We do enjoy a spot of IDC action here at Mobot, even if the figures aren’t an exact science. The results are in for Q3 smartphones, and they make for suitably interesting reading.
The headline story here is that Android shipments in Q3 supposedly reached 136 million units, accounting for a whopping 75% of the 181.1 million total. Good lord.
The 91.5% year-on-year growth for Android is nearly double the growth for all mobile operating systems, which weighed in at 46.4%.
Android’s market share has risen from 23.3% in 2010, to 49.2% in 2011, to 68.2% in 2012 (year to date).
iOS is still cruising along in distant second, rising from 13.8% share of smartphone shipments in 3Q11 to 14.9% in 3Q12, with 26.9 million iPhones shipped.
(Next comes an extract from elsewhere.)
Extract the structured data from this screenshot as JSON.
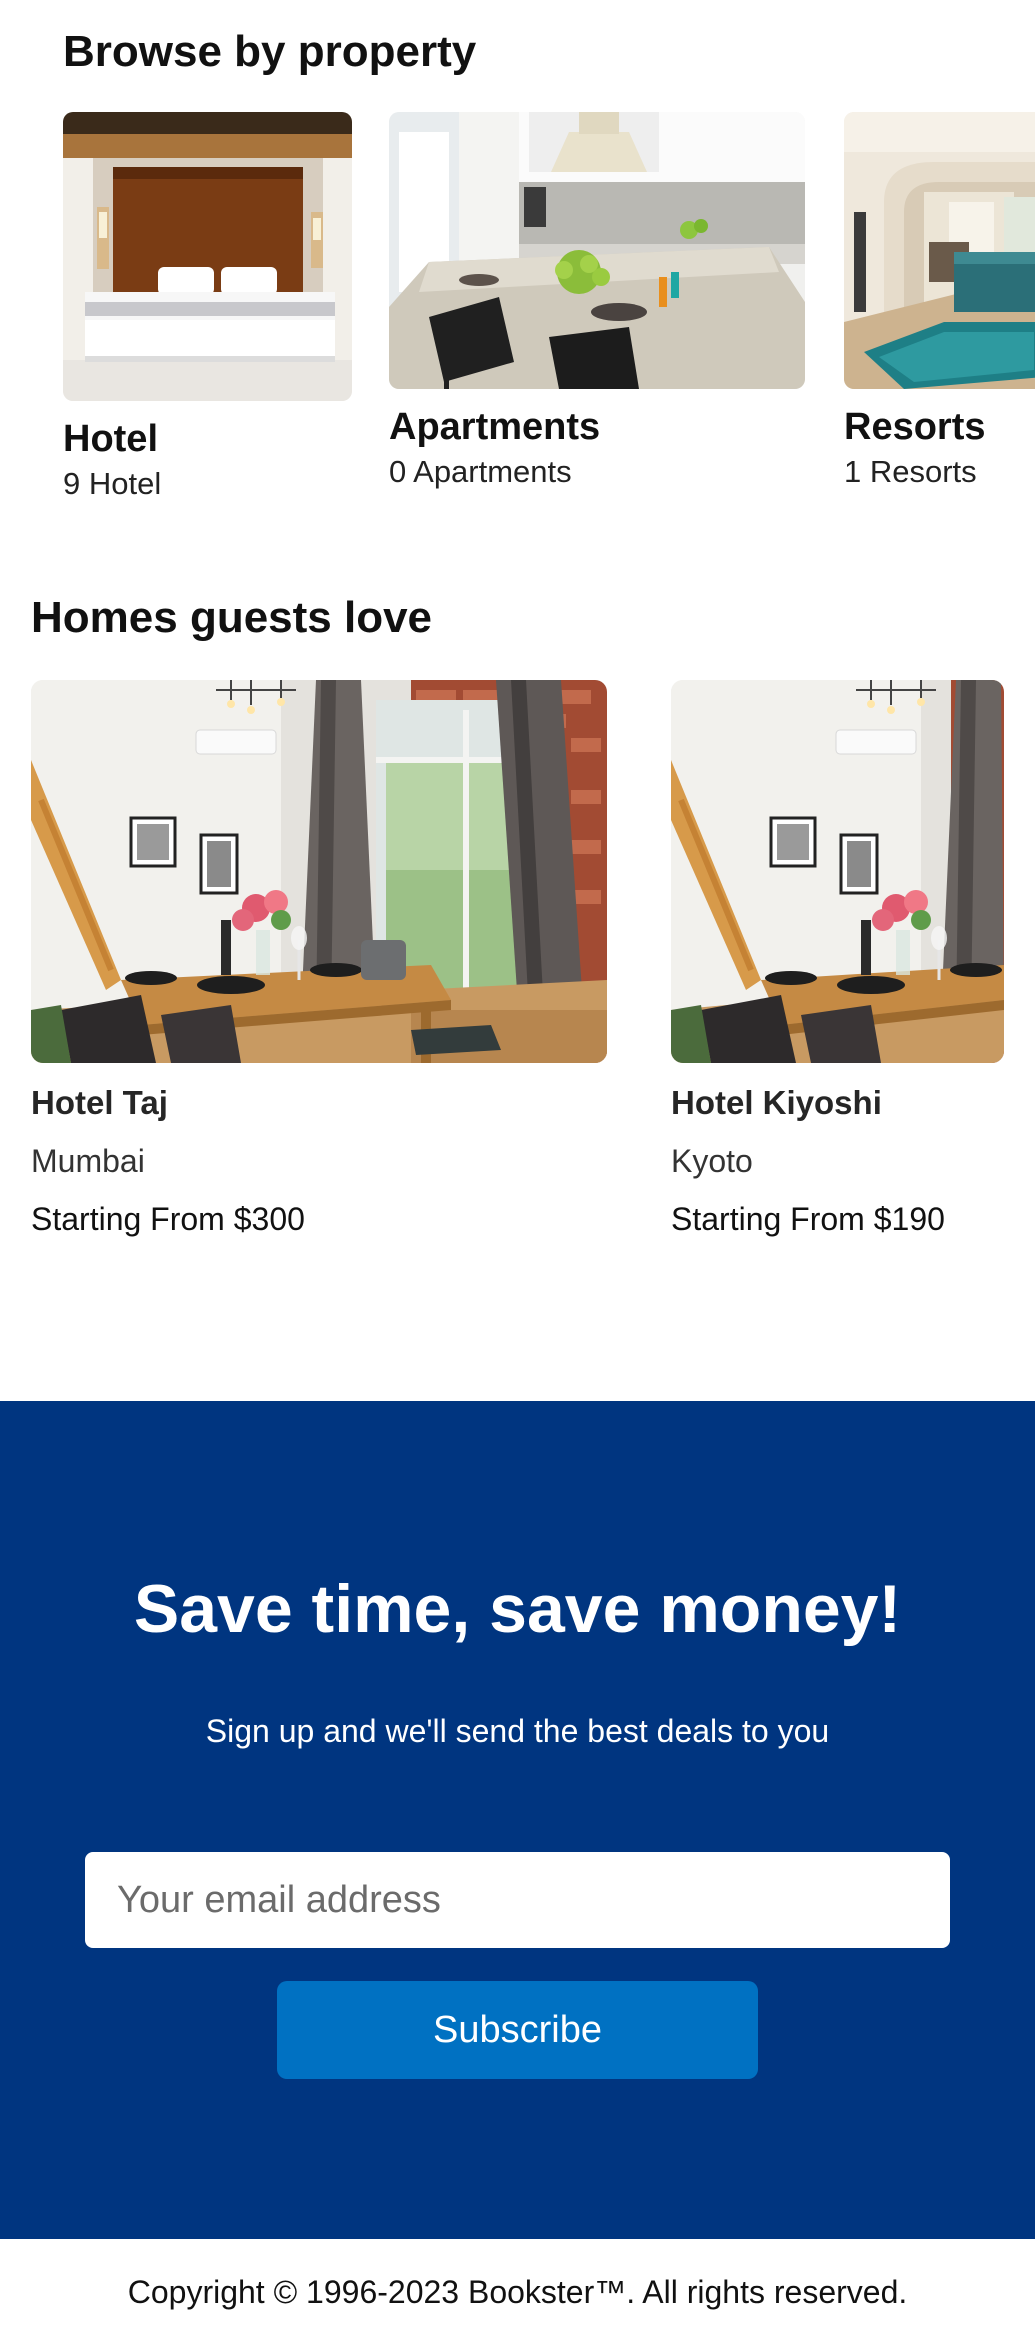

While Windows Phone achieved an estimated 140% growth, from 1.5 million units in 3Q11 to 3.6 million in 3Q12, it still accounts for a measly 2% of all smartphone shipments.
To give those figures some loose context, in a group of 50 smartphone users, you might find one with a Windows Phone device, while Android will likely account for around 30. And Windows Phone users moan about the lack of attention.
Symbian, meanwhile, posted the biggest year-on-year decline, dropping from 14.6% in 3Q11 to 2.3% in 3Q12. No surprises there.
"The share decline of smartphone operating systems not named iOS since Android's introduction isn't a coincidence," said Kevin Restivo, senior research analyst at IDC.
"The smartphone operating system isn't an isolated product, it's a crucial part of a larger technology ecosystem. Google has a thriving, multi-faceted product portfolio. Many of its competitors, with weaker tie-ins to the mobile OS, do not. This factor and others have led to loss of share for competitors with few exceptions."